López Mateos actuó unilateralmente. Situación crítica. El cable viaja por líneas diplomáticas cifradas. Cruza la frontera, llega a Washington mientras la costa este duerme. Pero hay gente que no duerme, gente que lleva 2 años vigilando cada movimiento de Adolfo López Mateos. Allen Welsh Dules, director de la Agencia Central de Inteligencia.

 El hombre que derrocó gobiernos en Guatemala e Irán, el hermano del secretario de Estado, el arquitecto de operaciones secretas en todo el mundo. Dules tiene un archivo sobre López Mateos, grueso, detallado. Porque México no es un país cualquiera. México comparte 3,000 km de frontera con Estados Unidos.

 Y si México cae al comunismo, la Guerra Fría se pierde en el continente americano. Dules lee el cable, abre el archivo, repasa lo que la CIA sabe. López Mateos declaró públicamente que su gobierno es de extrema izquierda dentro de la Constitución. Se reunió con Fidel Castro en septiembre pasado. Votó contra sanciones a Cuba en la Organización de Estados Americanos.

 mantiene relaciones con la Unión Soviética, reparte tierras a campesinos, apoya sindicatos y ahora expropia propiedades estadounidenses. Exactamente el patrón que siguió Fidel Castro en Cuba antes de declararse comunista abiertamente. Dules toma una decisión, va a ir personalmente a México, va a sentarse frente a López Mateos y le va a dejar algo muy claro.

Hay consecuencias para presidentes que tocan propiedades americanas. Lo que ninguno de ellos sabe todavía es que en 4 meses 100 hombres entrenados por la CIA invadirán Cuba en bahía de cochinos. Una operación que fracasará, que humillará a John Kennedy, pero que enviará un mensaje brutal a toda América Latina.

 Esto es lo que les pasa a los gobiernos que desafían a Washington. Esta es la historia del presidente mexicano que le arrebató la electricidad a los gringos en plena Guerra Fría, de como Adolfo López Mateos nacionalizó 200 millones de dólares en activos mientras Estados Unidos decidía si debía tratarlo como aliado o como enemigo, de cómo el jefe de espías de Kennedy llegó a Los Pinos con una pistola de regalo y una advertencia, y de cómo México caminó en la cuerda floja entre la soberanía y la supervivencia.

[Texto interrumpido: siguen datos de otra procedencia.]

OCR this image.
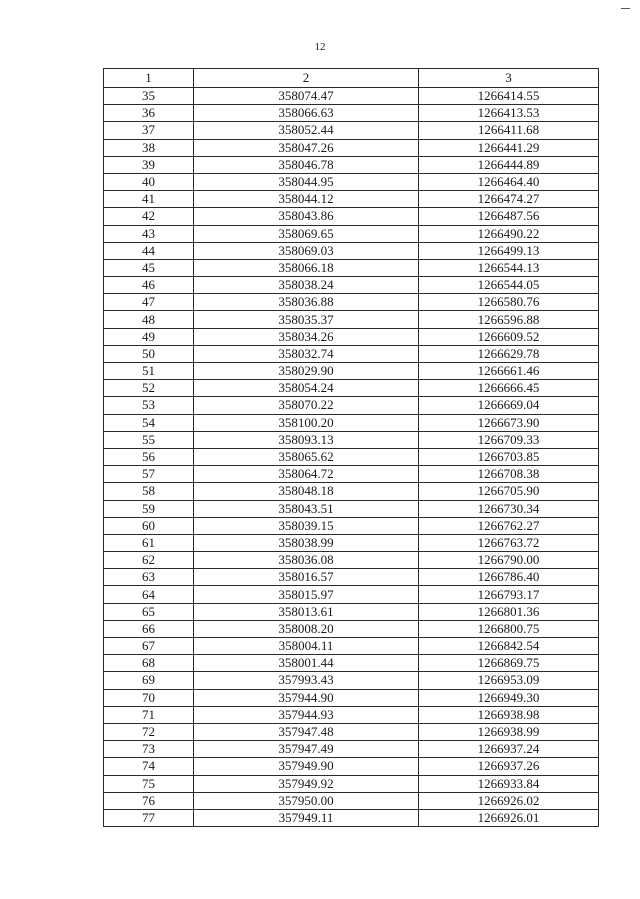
12
1	2	3
35	358074.47	1266414.55
36	358066.63	1266413.53
37	358052.44	1266411.68
38	358047.26	1266441.29
39	358046.78	1266444.89
40	358044.95	1266464.40
41	358044.12	1266474.27
42	358043.86	1266487.56
43	358069.65	1266490.22
44	358069.03	1266499.13
45	358066.18	1266544.13
46	358038.24	1266544.05
47	358036.88	1266580.76
48	358035.37	1266596.88
49	358034.26	1266609.52
50	358032.74	1266629.78
51	358029.90	1266661.46
52	358054.24	1266666.45
53	358070.22	1266669.04
54	358100.20	1266673.90
55	358093.13	1266709.33
56	358065.62	1266703.85
57	358064.72	1266708.38
58	358048.18	1266705.90
59	358043.51	1266730.34
60	358039.15	1266762.27
61	358038.99	1266763.72
62	358036.08	1266790.00
63	358016.57	1266786.40
64	358015.97	1266793.17
65	358013.61	1266801.36
66	358008.20	1266800.75
67	358004.11	1266842.54
68	358001.44	1266869.75
69	357993.43	1266953.09
70	357944.90	1266949.30
71	357944.93	1266938.98
72	357947.48	1266938.99
73	357947.49	1266937.24
74	357949.90	1266937.26
75	357949.92	1266933.84
76	357950.00	1266926.02
77	357949.11	1266926.01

durante los años más peligrosos del siglo XX. Pero para entender por qué López Mateos está dispuesto a arriesgarlo todo, hay que volver atrás. No mucho, solo lo suficiente. 26 de mayo de 1910, Atizapán de Zaragoza, Estado de México. Nace Adolfo López Mateos, familia de clase media. No son ricos, no son pobres.

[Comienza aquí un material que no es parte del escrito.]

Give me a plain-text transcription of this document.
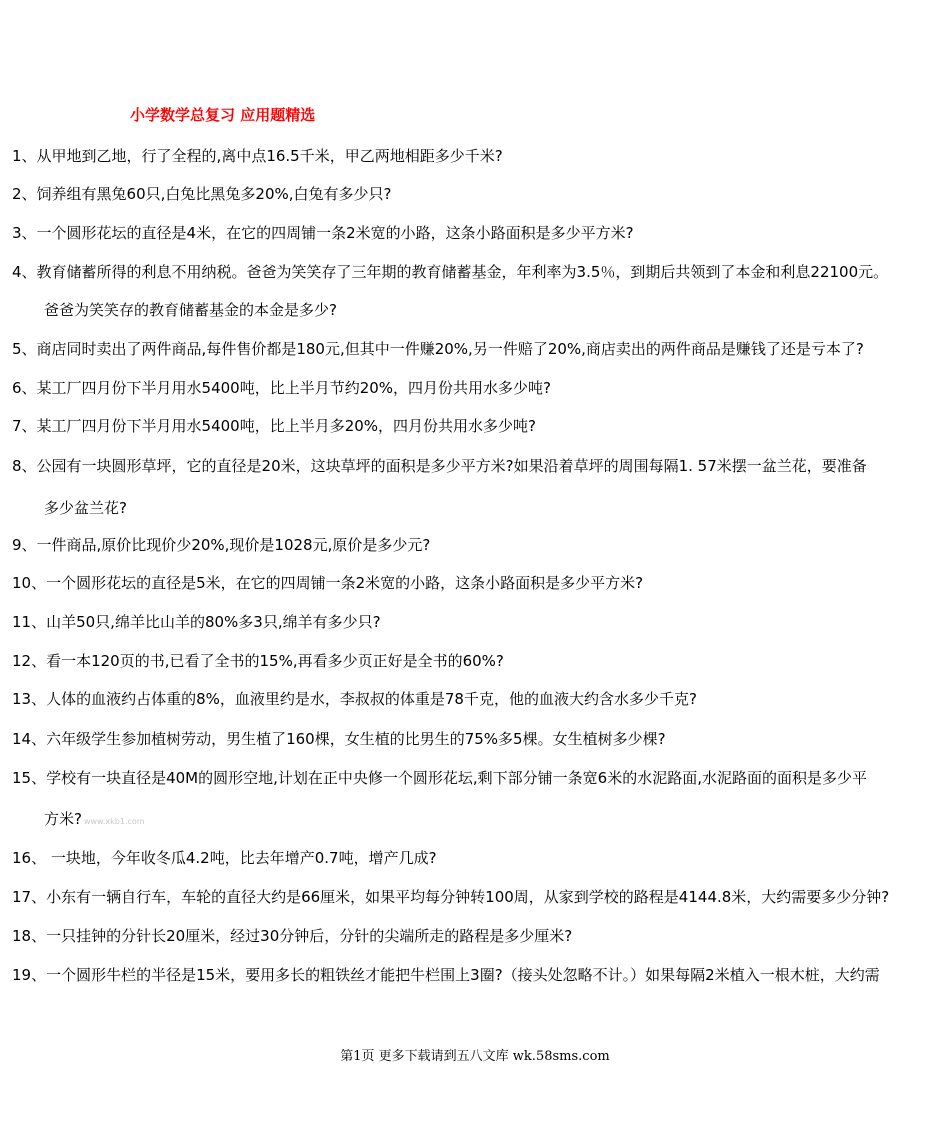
小学数学总复习 应用题精选
1、从甲地到乙地，行了全程的,离中点16.5千米，甲乙两地相距多少千米?
2、饲养组有黑兔60只,白兔比黑兔多20%,白兔有多少只?
3、一个圆形花坛的直径是4米，在它的四周铺一条2米宽的小路，这条小路面积是多少平方米?
4、教育储蓄所得的利息不用纳税。爸爸为笑笑存了三年期的教育储蓄基金，年利率为3.5％，到期后共领到了本金和利息22100元。
爸爸为笑笑存的教育储蓄基金的本金是多少?
5、商店同时卖出了两件商品,每件售价都是180元,但其中一件赚20%,另一件赔了20%,商店卖出的两件商品是赚钱了还是亏本了?
6、某工厂四月份下半月用水5400吨，比上半月节约20%，四月份共用水多少吨?
7、某工厂四月份下半月用水5400吨，比上半月多20%，四月份共用水多少吨?
8、公园有一块圆形草坪，它的直径是20米，这块草坪的面积是多少平方米?如果沿着草坪的周围每隔1. 57米摆一盆兰花，要准备
多少盆兰花?
9、一件商品,原价比现价少20%,现价是1028元,原价是多少元?
10、一个圆形花坛的直径是5米，在它的四周铺一条2米宽的小路，这条小路面积是多少平方米?
11、山羊50只,绵羊比山羊的80%多3只,绵羊有多少只?
12、看一本120页的书,已看了全书的15%,再看多少页正好是全书的60%?
13、人体的血液约占体重的8%，血液里约是水，李叔叔的体重是78千克，他的血液大约含水多少千克?
14、六年级学生参加植树劳动，男生植了160棵，女生植的比男生的75%多5棵。女生植树多少棵?
15、学校有一块直径是40M的圆形空地,计划在正中央修一个圆形花坛,剩下部分铺一条宽6米的水泥路面,水泥路面的面积是多少平
方米? www.xkb1.com
16、 一块地，今年收冬瓜4.2吨，比去年增产0.7吨，增产几成?
17、小东有一辆自行车，车轮的直径大约是66厘米，如果平均每分钟转100周，从家到学校的路程是4144.8米，大约需要多少分钟?
18、一只挂钟的分针长20厘米，经过30分钟后，分针的尖端所走的路程是多少厘米?
19、一个圆形牛栏的半径是15米，要用多长的粗铁丝才能把牛栏围上3圈?（接头处忽略不计。）如果每隔2米植入一根木桩，大约需
第1页 更多下载请到五八文库 wk.58sms.com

 Su padre, Mariano Gerardo López, es dentista. Su madre Elena Mateos, maestra rural, tienen suficiente para comer, pero no mucho más. Adolfo crece viendo dos Méxicos diferentes, el México de los ascendados, hombres con trajes europeos, automóviles importados, casas con electricidad privada generada por plantas propias, porque las compañías eléctricas solo dan servicio a quien puede pagar y cobran caro.

 Y el México de los campesinos, sin luz, sin agua corriente, trabajando de sol a sol por centavos. Adolfo tiene 13 años cuando ve algo que lo marca. 1923, un trabajador eléctrico muere electrocutado en Atizapán. Estaba reparando cables de alta tensión para Mexican Light and Power Company. Sin equipo de seguridad, sin entrenamiento adecuado.